If you start shortcutting everything using artificial intelligence, joining pods, trying all these different things that shortcut the journey, that will become a habit. I'd highly recommend that you don't make line cutting something habitual. Instead what I'd recommend is, do the work, make the mistakes, analyze the mistakes, iterate, repeat. Do that early on and you will train yourself to do that throughout the continuum of your career on the internet. And as you get better and bigger and faster, sure, lean on some tools, right? Lean on some friends. Do whatever it is that you need to do to continue that path. But train yourself in the beginning. That would just be a piece of advice that I might give anybody who's getting started as a creator on the internet.

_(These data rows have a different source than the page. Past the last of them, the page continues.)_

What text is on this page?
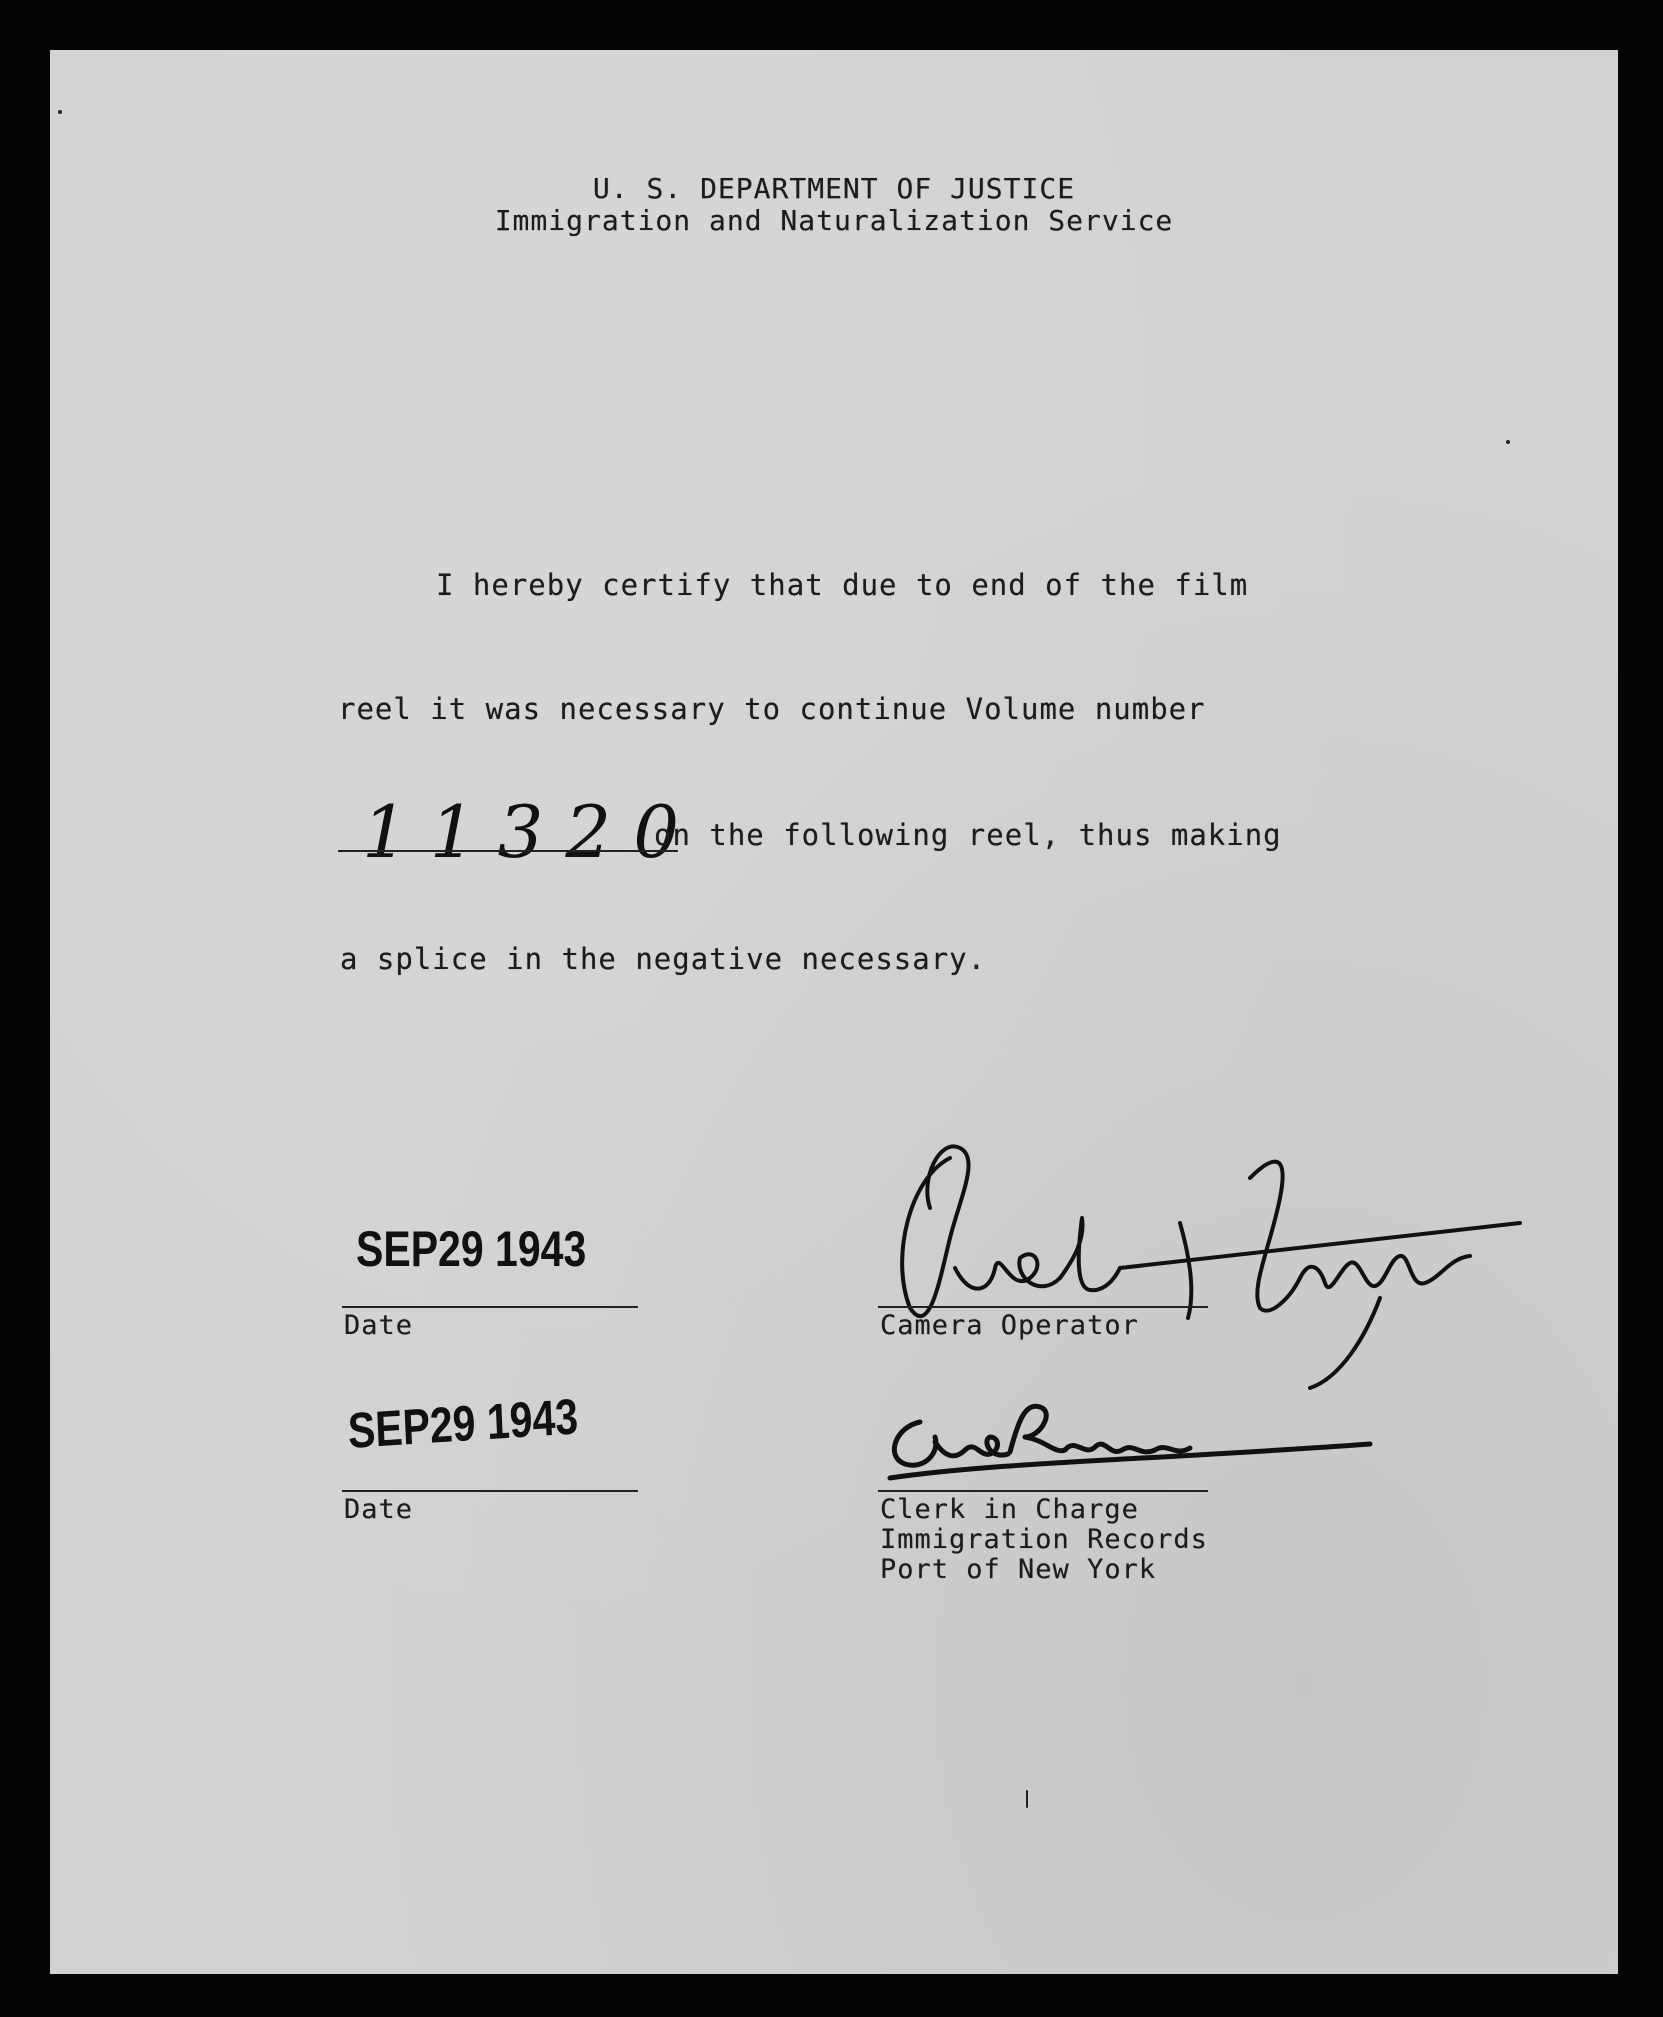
U. S. DEPARTMENT OF JUSTICE
Immigration and Naturalization Service
I hereby certify that due to end of the film
reel it was necessary to continue Volume number
11320
on the following reel, thus making
a splice in the negative necessary.
SEP29 1943
Date	Camera Operator
SEP29 1943
Date	Clerk in Charge
Immigration Records
Port of New York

Shiv Gaglani: That's awesome. Well, that's really a lot of wisdom. I appreciate all your advice here, Justin, and everything you put out over the last four and a half years on the internet. It's really valuable and I recommend our audience go check it out.
Justin Welsh: Shiv, I really appreciate it. Great interview, man, and thanks for having me.
Shiv Gaglani: Thank you. And with that, I'm Shiv Gaglani. Thank you to our audience for checking out today's show, and remember to do your part to raise the line and strengthen our healthcare system. We're all in this together. Take care.